O ministro Fernando Gonçalves, do Superior Tribunal de Justiça (STJ), concedeu por volta das 15h30 de ontem uma liminar determinando a revogação da prisão preventiva do senador cassado Luiz Estevão, preso desde a noite de terça-feira na Custódia da Polícia Federal, em São Paulo, sob a acusação de desvio de verbas do Fórum Trabalhista. O ex-senador foi liberado no início da noite de ontem.
Em seu despacho, de apenas uma página, Fernando Gonçalves afirma ter levado em consideração o argumento da defesa de Luiz Estevão de que o ex-senador sempre se colocou à disposição da Justiça. O integrante do STJ ressaltou a alegação dos advogados de Luiz Estevão de que, durante a instrução do processo, o senador cassado fez viagens ao exterior, sem nenhum problema.
Especialista em direito tributário, o ministro também baseou-se na ressalva feita pelos advogados do senador cassado de que a prisão era desnecessária porque o patrimônio de Luiz Estevão está indisponível e a instrução criminal já está encerrada. ‘‘A medida pleiteada (revogação da prisão preventiva) deve merecer acatamento, quando nada, como meio de, cautelarmente, garantir o exercício do direito de ir e vir do paciente (Luiz Estevão)’’, justificou o ministro.
Fernando Gonçalves esclareceu em seu despacho que a decisão vigorará até que os ministros da 6ª Turma do STJ julguem o mérito do habeas-corpus. Não há previsão de quando ocorrerá essa votação já que o ministro pediu informações ao Tribunal Regional Federal (TRF) da 3ª Região, autor do decreto de prisão preventiva. Antes do julgamento, também será necessário aguardar a chegada de um parecer do Ministério Público Federal (MPF).
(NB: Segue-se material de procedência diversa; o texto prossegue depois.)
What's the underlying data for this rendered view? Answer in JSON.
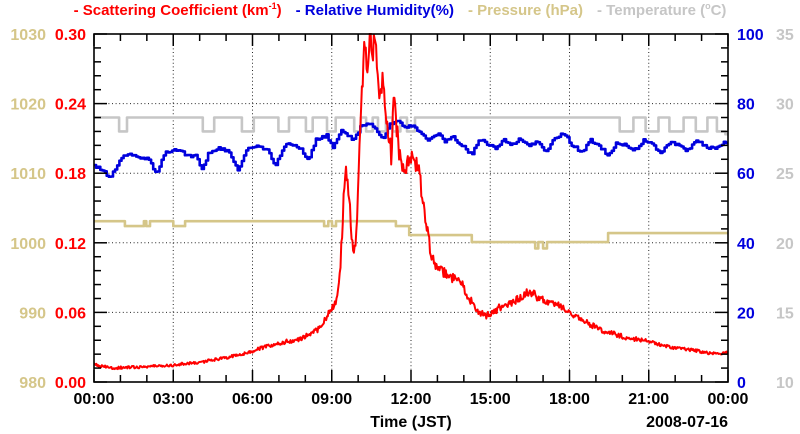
{
  "page": {
    "background": "#ffffff"
  },
  "legend": {
    "items": [
      {
        "name": "scattering",
        "pre": "- Scattering Coefficient (km",
        "sup": "-1",
        "post": ")",
        "color": "#ff0000"
      },
      {
        "name": "humidity",
        "pre": "- Relative Humidity(%)",
        "sup": "",
        "post": "",
        "color": "#0000dd"
      },
      {
        "name": "pressure",
        "pre": "- Pressure (hPa)",
        "sup": "",
        "post": "",
        "color": "#d5c689"
      },
      {
        "name": "temperature",
        "pre": "- Temperature (",
        "sup": "o",
        "post": "C)",
        "color": "#c6c6c6"
      }
    ]
  },
  "chart_data": {
    "type": "line",
    "title": "",
    "xlabel": "Time (JST)",
    "date_label": "2008-07-16",
    "grid": {
      "scatter_h_values": [
        0.06,
        0.12,
        0.18,
        0.24
      ],
      "v_hours": [
        3,
        6,
        9,
        12,
        15,
        18,
        21
      ]
    },
    "x_axis": {
      "range_hours": [
        0,
        24
      ],
      "major_hours": [
        0,
        3,
        6,
        9,
        12,
        15,
        18,
        21,
        24
      ],
      "minor_step_hours": 1,
      "tick_labels": [
        "00:00",
        "03:00",
        "06:00",
        "09:00",
        "12:00",
        "15:00",
        "18:00",
        "21:00",
        "00:00"
      ]
    },
    "axes": {
      "scattering": {
        "label": "Scattering Coefficient (km-1)",
        "color": "#ff0000",
        "range": [
          0,
          0.3
        ],
        "tick_values": [
          0.3,
          0.24,
          0.18,
          0.12,
          0.06,
          0.0
        ],
        "tick_labels": [
          "0.30",
          "0.24",
          "0.18",
          "0.12",
          "0.06",
          "0.00"
        ],
        "minor_step": 0.012
      },
      "humidity": {
        "label": "Relative Humidity(%)",
        "color": "#0000dd",
        "range": [
          0,
          100
        ],
        "tick_values": [
          100,
          80,
          60,
          40,
          20,
          0
        ],
        "tick_labels": [
          "100",
          "80",
          "60",
          "40",
          "20",
          "0"
        ],
        "minor_step": 4
      },
      "pressure": {
        "label": "Pressure (hPa)",
        "color": "#d5c689",
        "range": [
          980,
          1030
        ],
        "tick_values": [
          1030,
          1020,
          1010,
          1000,
          990,
          980
        ],
        "tick_labels": [
          "1030",
          "1020",
          "1010",
          "1000",
          "990",
          "980"
        ],
        "minor_step": 2
      },
      "temperature": {
        "label": "Temperature (C)",
        "color": "#c6c6c6",
        "range": [
          10,
          35
        ],
        "tick_values": [
          35,
          30,
          25,
          20,
          15,
          10
        ],
        "tick_labels": [
          "35",
          "30",
          "25",
          "20",
          "15",
          "10"
        ],
        "minor_step": 1
      }
    },
    "series": [
      {
        "name": "temperature",
        "axis": "temperature",
        "color": "#c6c6c6",
        "style": "step",
        "width": 2.6,
        "points": [
          [
            0,
            29
          ],
          [
            0.95,
            28
          ],
          [
            1.25,
            29
          ],
          [
            4.12,
            28
          ],
          [
            4.55,
            29
          ],
          [
            5.6,
            28
          ],
          [
            6.05,
            29
          ],
          [
            6.98,
            28
          ],
          [
            7.38,
            29
          ],
          [
            8.02,
            28
          ],
          [
            8.28,
            29
          ],
          [
            8.82,
            28
          ],
          [
            9.15,
            29
          ],
          [
            9.85,
            28
          ],
          [
            10.1,
            29
          ],
          [
            10.3,
            28
          ],
          [
            10.55,
            29
          ],
          [
            10.75,
            28
          ],
          [
            11.05,
            29
          ],
          [
            11.3,
            28
          ],
          [
            11.6,
            29
          ],
          [
            11.85,
            28
          ],
          [
            12.15,
            29
          ],
          [
            19.9,
            28
          ],
          [
            20.42,
            29
          ],
          [
            20.88,
            28
          ],
          [
            21.37,
            29
          ],
          [
            21.78,
            28
          ],
          [
            22.32,
            29
          ],
          [
            22.78,
            28
          ],
          [
            23.22,
            29
          ],
          [
            23.58,
            28
          ],
          [
            23.9,
            27.8
          ]
        ]
      },
      {
        "name": "pressure",
        "axis": "pressure",
        "color": "#d5c689",
        "style": "step",
        "width": 2.6,
        "points": [
          [
            0,
            1003.1
          ],
          [
            1.17,
            1002.4
          ],
          [
            1.89,
            1003.1
          ],
          [
            1.98,
            1002.4
          ],
          [
            2.12,
            1003.1
          ],
          [
            3.0,
            1002.4
          ],
          [
            3.45,
            1003.1
          ],
          [
            8.71,
            1002.4
          ],
          [
            8.87,
            1003.1
          ],
          [
            9.01,
            1002.4
          ],
          [
            9.16,
            1003.1
          ],
          [
            11.43,
            1002.4
          ],
          [
            11.93,
            1001.1
          ],
          [
            14.3,
            1000.1
          ],
          [
            16.7,
            999.2
          ],
          [
            16.82,
            1000.1
          ],
          [
            17.0,
            999.2
          ],
          [
            17.15,
            1000.1
          ],
          [
            19.46,
            1001.4
          ]
        ]
      },
      {
        "name": "relative_humidity",
        "axis": "humidity",
        "color": "#0000dd",
        "style": "step-line",
        "width": 2.6,
        "noise_abs": 0.45,
        "points": [
          [
            0,
            62
          ],
          [
            0.3,
            61
          ],
          [
            0.6,
            58.7
          ],
          [
            0.75,
            60.5
          ],
          [
            1.1,
            65.4
          ],
          [
            1.5,
            65
          ],
          [
            2.1,
            63.8
          ],
          [
            2.35,
            59.6
          ],
          [
            2.7,
            66
          ],
          [
            3.1,
            67
          ],
          [
            3.5,
            65.3
          ],
          [
            3.9,
            64.8
          ],
          [
            4.05,
            60.5
          ],
          [
            4.35,
            66
          ],
          [
            4.7,
            67.3
          ],
          [
            5.1,
            66
          ],
          [
            5.45,
            61
          ],
          [
            5.8,
            67
          ],
          [
            6.2,
            67.8
          ],
          [
            6.6,
            66.3
          ],
          [
            6.85,
            62
          ],
          [
            7.2,
            68
          ],
          [
            7.5,
            68.4
          ],
          [
            7.85,
            66.8
          ],
          [
            8.1,
            63.5
          ],
          [
            8.4,
            69.8
          ],
          [
            8.8,
            70.8
          ],
          [
            9.05,
            67
          ],
          [
            9.35,
            72.5
          ],
          [
            9.6,
            71
          ],
          [
            9.85,
            69.5
          ],
          [
            10.1,
            73.5
          ],
          [
            10.4,
            74.5
          ],
          [
            10.7,
            72.3
          ],
          [
            10.95,
            70
          ],
          [
            11.2,
            74
          ],
          [
            11.5,
            75
          ],
          [
            11.8,
            73
          ],
          [
            12.1,
            74
          ],
          [
            12.4,
            71
          ],
          [
            12.7,
            69.5
          ],
          [
            13,
            71.5
          ],
          [
            13.3,
            69
          ],
          [
            13.6,
            70.5
          ],
          [
            13.9,
            68
          ],
          [
            14.3,
            65.5
          ],
          [
            14.6,
            70
          ],
          [
            14.9,
            68.5
          ],
          [
            15.2,
            67
          ],
          [
            15.5,
            69.5
          ],
          [
            15.8,
            67.8
          ],
          [
            16.1,
            70
          ],
          [
            16.45,
            67.5
          ],
          [
            16.8,
            69.3
          ],
          [
            17.1,
            66
          ],
          [
            17.45,
            70.3
          ],
          [
            17.8,
            71.3
          ],
          [
            18.1,
            68
          ],
          [
            18.45,
            66
          ],
          [
            18.8,
            69.5
          ],
          [
            19.1,
            68
          ],
          [
            19.45,
            65.1
          ],
          [
            19.8,
            69
          ],
          [
            20.1,
            68
          ],
          [
            20.45,
            66.5
          ],
          [
            20.8,
            69.5
          ],
          [
            21.1,
            68.5
          ],
          [
            21.45,
            66
          ],
          [
            21.8,
            69
          ],
          [
            22.1,
            68
          ],
          [
            22.45,
            66.5
          ],
          [
            22.8,
            69.5
          ],
          [
            23.1,
            68
          ],
          [
            23.45,
            67
          ],
          [
            23.8,
            68.5
          ],
          [
            24,
            69
          ]
        ]
      },
      {
        "name": "scattering_coefficient",
        "axis": "scattering",
        "color": "#ff0000",
        "style": "noisy-line",
        "width": 2.0,
        "noise_factor": 0.05,
        "noise_min": 0.0012,
        "points": [
          [
            0,
            0.015
          ],
          [
            0.3,
            0.0135
          ],
          [
            0.7,
            0.012
          ],
          [
            1.2,
            0.0125
          ],
          [
            1.8,
            0.013
          ],
          [
            2.5,
            0.014
          ],
          [
            3,
            0.0145
          ],
          [
            3.5,
            0.016
          ],
          [
            4,
            0.017
          ],
          [
            4.5,
            0.019
          ],
          [
            5,
            0.021
          ],
          [
            5.5,
            0.0235
          ],
          [
            6,
            0.0265
          ],
          [
            6.3,
            0.029
          ],
          [
            6.7,
            0.0315
          ],
          [
            7,
            0.033
          ],
          [
            7.3,
            0.035
          ],
          [
            7.6,
            0.0355
          ],
          [
            7.9,
            0.038
          ],
          [
            8.2,
            0.042
          ],
          [
            8.5,
            0.0455
          ],
          [
            8.8,
            0.055
          ],
          [
            9,
            0.064
          ],
          [
            9.15,
            0.068
          ],
          [
            9.3,
            0.09
          ],
          [
            9.45,
            0.155
          ],
          [
            9.55,
            0.185
          ],
          [
            9.65,
            0.165
          ],
          [
            9.75,
            0.12
          ],
          [
            9.85,
            0.108
          ],
          [
            9.95,
            0.13
          ],
          [
            10.05,
            0.2
          ],
          [
            10.15,
            0.26
          ],
          [
            10.25,
            0.293
          ],
          [
            10.35,
            0.27
          ],
          [
            10.45,
            0.296
          ],
          [
            10.55,
            0.282
          ],
          [
            10.65,
            0.294
          ],
          [
            10.75,
            0.26
          ],
          [
            10.85,
            0.245
          ],
          [
            10.95,
            0.262
          ],
          [
            11.05,
            0.238
          ],
          [
            11.15,
            0.21
          ],
          [
            11.25,
            0.197
          ],
          [
            11.35,
            0.24
          ],
          [
            11.45,
            0.225
          ],
          [
            11.55,
            0.198
          ],
          [
            11.65,
            0.185
          ],
          [
            11.75,
            0.182
          ],
          [
            11.85,
            0.19
          ],
          [
            12,
            0.198
          ],
          [
            12.15,
            0.19
          ],
          [
            12.3,
            0.18
          ],
          [
            12.45,
            0.158
          ],
          [
            12.6,
            0.132
          ],
          [
            12.75,
            0.112
          ],
          [
            12.9,
            0.1
          ],
          [
            13.1,
            0.096
          ],
          [
            13.4,
            0.093
          ],
          [
            13.7,
            0.087
          ],
          [
            14,
            0.082
          ],
          [
            14.2,
            0.072
          ],
          [
            14.5,
            0.062
          ],
          [
            14.8,
            0.057
          ],
          [
            15.1,
            0.06
          ],
          [
            15.4,
            0.065
          ],
          [
            15.7,
            0.068
          ],
          [
            16,
            0.071
          ],
          [
            16.3,
            0.076
          ],
          [
            16.6,
            0.077
          ],
          [
            16.9,
            0.071
          ],
          [
            17.2,
            0.07
          ],
          [
            17.5,
            0.068
          ],
          [
            17.8,
            0.062
          ],
          [
            18.1,
            0.059
          ],
          [
            18.4,
            0.056
          ],
          [
            18.7,
            0.051
          ],
          [
            19,
            0.047
          ],
          [
            19.3,
            0.0435
          ],
          [
            19.6,
            0.042
          ],
          [
            19.9,
            0.04
          ],
          [
            20.2,
            0.038
          ],
          [
            20.5,
            0.037
          ],
          [
            20.9,
            0.036
          ],
          [
            21.2,
            0.034
          ],
          [
            21.5,
            0.0315
          ],
          [
            21.8,
            0.03
          ],
          [
            22.1,
            0.029
          ],
          [
            22.5,
            0.028
          ],
          [
            22.9,
            0.0265
          ],
          [
            23.3,
            0.025
          ],
          [
            23.7,
            0.0245
          ],
          [
            24,
            0.026
          ]
        ]
      }
    ]
  }
}
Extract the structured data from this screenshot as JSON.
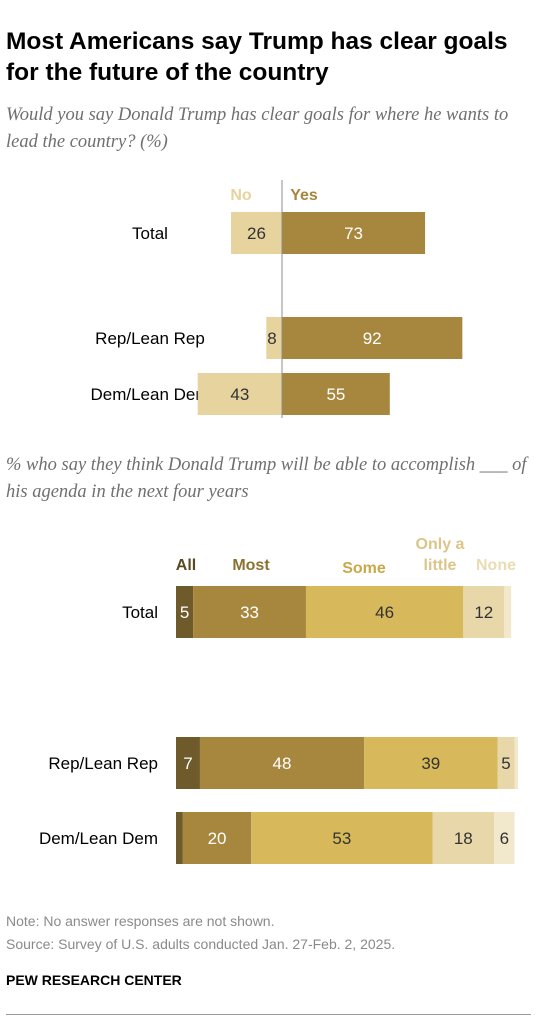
{
  "title": "Most Americans say Trump has clear goals for the future of the country",
  "chart_data": [
    {
      "type": "bar",
      "orientation": "horizontal",
      "stacked": "diverging",
      "subtitle": "Would you say Donald Trump has clear goals for where he wants to lead the country? (%)",
      "categories": [
        "Total",
        "Rep/Lean Rep",
        "Dem/Lean Dem"
      ],
      "series": [
        {
          "name": "No",
          "values": [
            26,
            8,
            43
          ],
          "color": "#e6d39e"
        },
        {
          "name": "Yes",
          "values": [
            73,
            92,
            55
          ],
          "color": "#a6873d"
        }
      ]
    },
    {
      "type": "bar",
      "orientation": "horizontal",
      "stacked": true,
      "subtitle": "% who say they think Donald Trump will be able to accomplish ___ of his agenda in the next four years",
      "categories": [
        "Total",
        "Rep/Lean Rep",
        "Dem/Lean Dem"
      ],
      "series": [
        {
          "name": "All",
          "values": [
            5,
            7,
            2
          ],
          "color": "#6e5a2a",
          "label_color": "#5a4a22"
        },
        {
          "name": "Most",
          "values": [
            33,
            48,
            20
          ],
          "color": "#a6873d",
          "label_color": "#8c7232"
        },
        {
          "name": "Some",
          "values": [
            46,
            39,
            53
          ],
          "color": "#d7b85a",
          "label_color": "#c9a84a"
        },
        {
          "name": "Only a little",
          "values": [
            12,
            5,
            18
          ],
          "color": "#e8d7a8",
          "label_color": "#dcc58a"
        },
        {
          "name": "None",
          "values": [
            2,
            1,
            6
          ],
          "color": "#f2e8cc",
          "label_color": "#e9dcb2"
        }
      ],
      "value_labels": [
        [
          "5",
          "33",
          "46",
          "12",
          ""
        ],
        [
          "7",
          "48",
          "39",
          "5",
          ""
        ],
        [
          "",
          "20",
          "53",
          "18",
          "6"
        ]
      ]
    }
  ],
  "footer": {
    "note": "Note: No answer responses are not shown.",
    "source": "Source: Survey of U.S. adults conducted Jan. 27-Feb. 2, 2025.",
    "org": "PEW RESEARCH CENTER"
  }
}
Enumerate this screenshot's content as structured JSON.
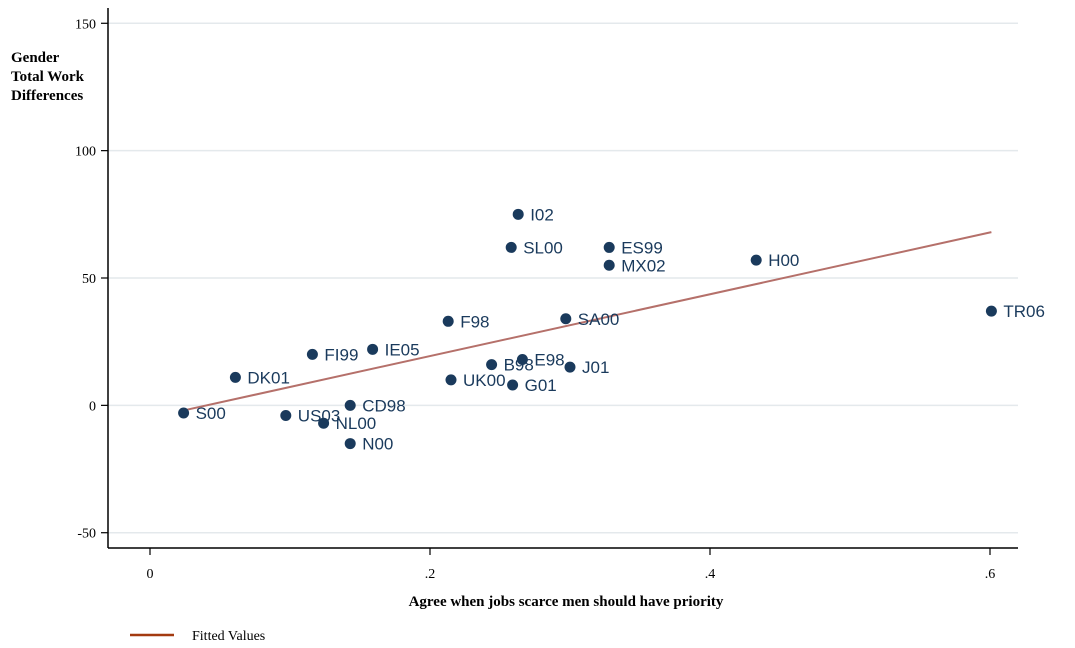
{
  "chart_data": {
    "type": "scatter",
    "title": "",
    "ylabel_lines": [
      "Gender",
      "Total Work",
      "Differences"
    ],
    "xlabel": "Agree when jobs scarce men should have priority",
    "xlim": [
      -0.03,
      0.62
    ],
    "ylim": [
      -56,
      156
    ],
    "x_ticks": [
      {
        "value": 0,
        "label": "0"
      },
      {
        "value": 0.2,
        "label": ".2"
      },
      {
        "value": 0.4,
        "label": ".4"
      },
      {
        "value": 0.6,
        "label": ".6"
      }
    ],
    "y_ticks": [
      {
        "value": -50,
        "label": "-50"
      },
      {
        "value": 0,
        "label": "0"
      },
      {
        "value": 50,
        "label": "50"
      },
      {
        "value": 100,
        "label": "100"
      },
      {
        "value": 150,
        "label": "150"
      }
    ],
    "grid": true,
    "point_color": "#1a3a5c",
    "line_color": "#b5706a",
    "legend_color": "#a33a10",
    "points": [
      {
        "label": "S00",
        "x": 0.024,
        "y": -3
      },
      {
        "label": "DK01",
        "x": 0.061,
        "y": 11
      },
      {
        "label": "US03",
        "x": 0.097,
        "y": -4
      },
      {
        "label": "FI99",
        "x": 0.116,
        "y": 20
      },
      {
        "label": "NL00",
        "x": 0.124,
        "y": -7
      },
      {
        "label": "CD98",
        "x": 0.143,
        "y": 0
      },
      {
        "label": "N00",
        "x": 0.143,
        "y": -15
      },
      {
        "label": "IE05",
        "x": 0.159,
        "y": 22
      },
      {
        "label": "F98",
        "x": 0.213,
        "y": 33
      },
      {
        "label": "UK00",
        "x": 0.215,
        "y": 10
      },
      {
        "label": "B98",
        "x": 0.244,
        "y": 16
      },
      {
        "label": "SL00",
        "x": 0.258,
        "y": 62
      },
      {
        "label": "G01",
        "x": 0.259,
        "y": 8
      },
      {
        "label": "I02",
        "x": 0.263,
        "y": 75
      },
      {
        "label": "E98",
        "x": 0.266,
        "y": 18
      },
      {
        "label": "SA00",
        "x": 0.297,
        "y": 34
      },
      {
        "label": "J01",
        "x": 0.3,
        "y": 15
      },
      {
        "label": "ES99",
        "x": 0.328,
        "y": 62
      },
      {
        "label": "MX02",
        "x": 0.328,
        "y": 55
      },
      {
        "label": "H00",
        "x": 0.433,
        "y": 57
      },
      {
        "label": "TR06",
        "x": 0.601,
        "y": 37
      }
    ],
    "fitted_line": {
      "x": [
        0.024,
        0.601
      ],
      "y": [
        -2,
        68
      ]
    },
    "legend": [
      {
        "label": "Fitted Values"
      }
    ]
  }
}
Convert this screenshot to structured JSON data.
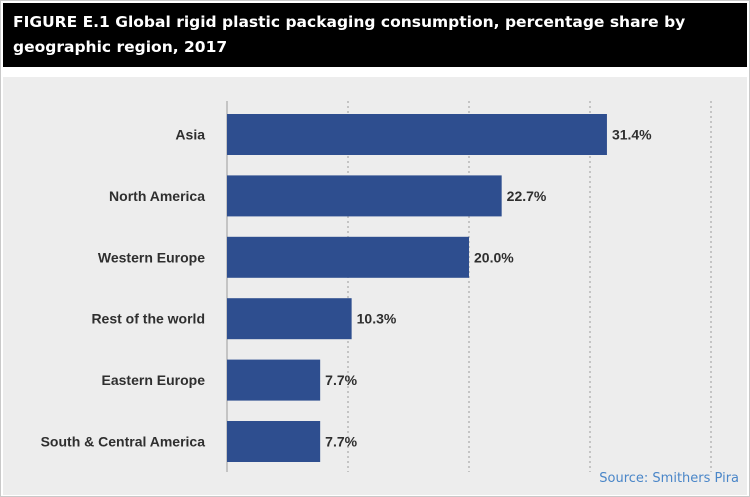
{
  "figure": {
    "title": "FIGURE E.1 Global rigid plastic packaging consumption, percentage share by geographic region, 2017",
    "source": "Source: Smithers Pira"
  },
  "colors": {
    "bar": "#2e4e8f",
    "plot_background": "#ededed",
    "title_background": "#000000",
    "source_text": "#4a86c8"
  },
  "chart_data": {
    "type": "bar",
    "orientation": "horizontal",
    "title": "FIGURE E.1 Global rigid plastic packaging consumption, percentage share by geographic region, 2017",
    "xlabel": "",
    "ylabel": "",
    "categories": [
      "Asia",
      "North America",
      "Western Europe",
      "Rest of the world",
      "Eastern Europe",
      "South & Central America"
    ],
    "values": [
      31.4,
      22.7,
      20.0,
      10.3,
      7.7,
      7.7
    ],
    "data_labels": [
      "31.4%",
      "22.7%",
      "20.0%",
      "10.3%",
      "7.7%",
      "7.7%"
    ],
    "xlim": [
      0,
      40
    ],
    "gridlines": [
      0,
      10,
      20,
      30,
      40
    ],
    "grid": "vertical dashed",
    "legend": "none"
  }
}
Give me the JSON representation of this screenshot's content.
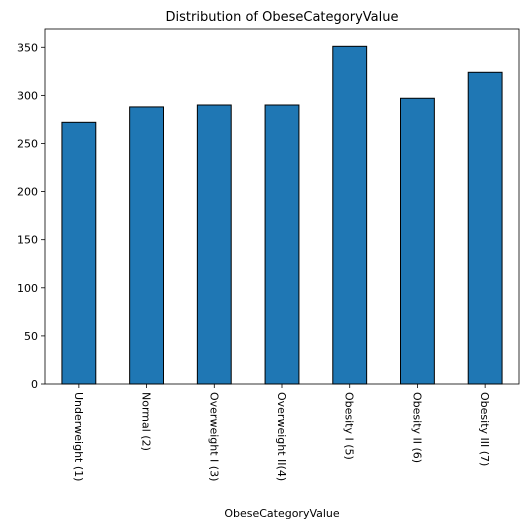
{
  "chart_data": {
    "type": "bar",
    "title": "Distribution of ObeseCategoryValue",
    "xlabel": "ObeseCategoryValue",
    "ylabel": "",
    "categories": [
      "Underweight (1)",
      "Normal (2)",
      "Overweight I (3)",
      "Overweight II(4)",
      "Obesity I (5)",
      "Obesity II (6)",
      "Obesity III (7)"
    ],
    "values": [
      272,
      288,
      290,
      290,
      351,
      297,
      324
    ],
    "ylim": [
      0,
      369
    ],
    "yticks": [
      0,
      50,
      100,
      150,
      200,
      250,
      300,
      350
    ],
    "grid": false,
    "legend": "none",
    "bar_color": "#1f77b4",
    "edge_color": "#000000"
  }
}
Segundo um ministro, o TRF não tinha motivos para decretar a prisão preventiva de Luiz Estevão e acabou colocando o STJ numa situação difícil. De acordo com esse integrante do STJ, não havia por que prender o ex-senador já que ele viajou duas vezes para o exterior e não fugiu, entregou seu passaporte, compareceu a todas as convocações e está com seus bens indisponíveis por determinação da Justiça Federal e do Tribunal de Contas da União (TCU).
No STJ, especulou-se ontem que a decisão do tribunal paulista de mandar prender Luiz Estevão poderia ser uma represália ao fato de o ministro Fernando Gonçalves ter determinado a abertura de investigações contra os juízes federais Paulo Theotônio Costa e Roberto Luiz Ribeiro Haddad, ambos do TRF da 3ª Região. Os dois são investigados por suposto enriquecimento ilícito.
Em outra decisão divulgada ontem pelo STJ, os ministros da 2ª Seção, especializada em direito privado, resolveram manter a decretação da falência da construtora Ikal, supostamente envolvida nas denúncias de irregularidades nas obras do Fórum Trabalhista de São Paulo.
Eles negaram um recurso da construtora contra decisão da relatora do processo no STJ, Nancy Andrighi. A ministra tinha rejeitado a alegação de que a 8ª Vara Cível de São Paulo teria usurpado competência do STJ ao decretar a falência antes que o tribunal esclarecesse onde o pedido deveria ser julgado, se em São Paulo ou em Brasília.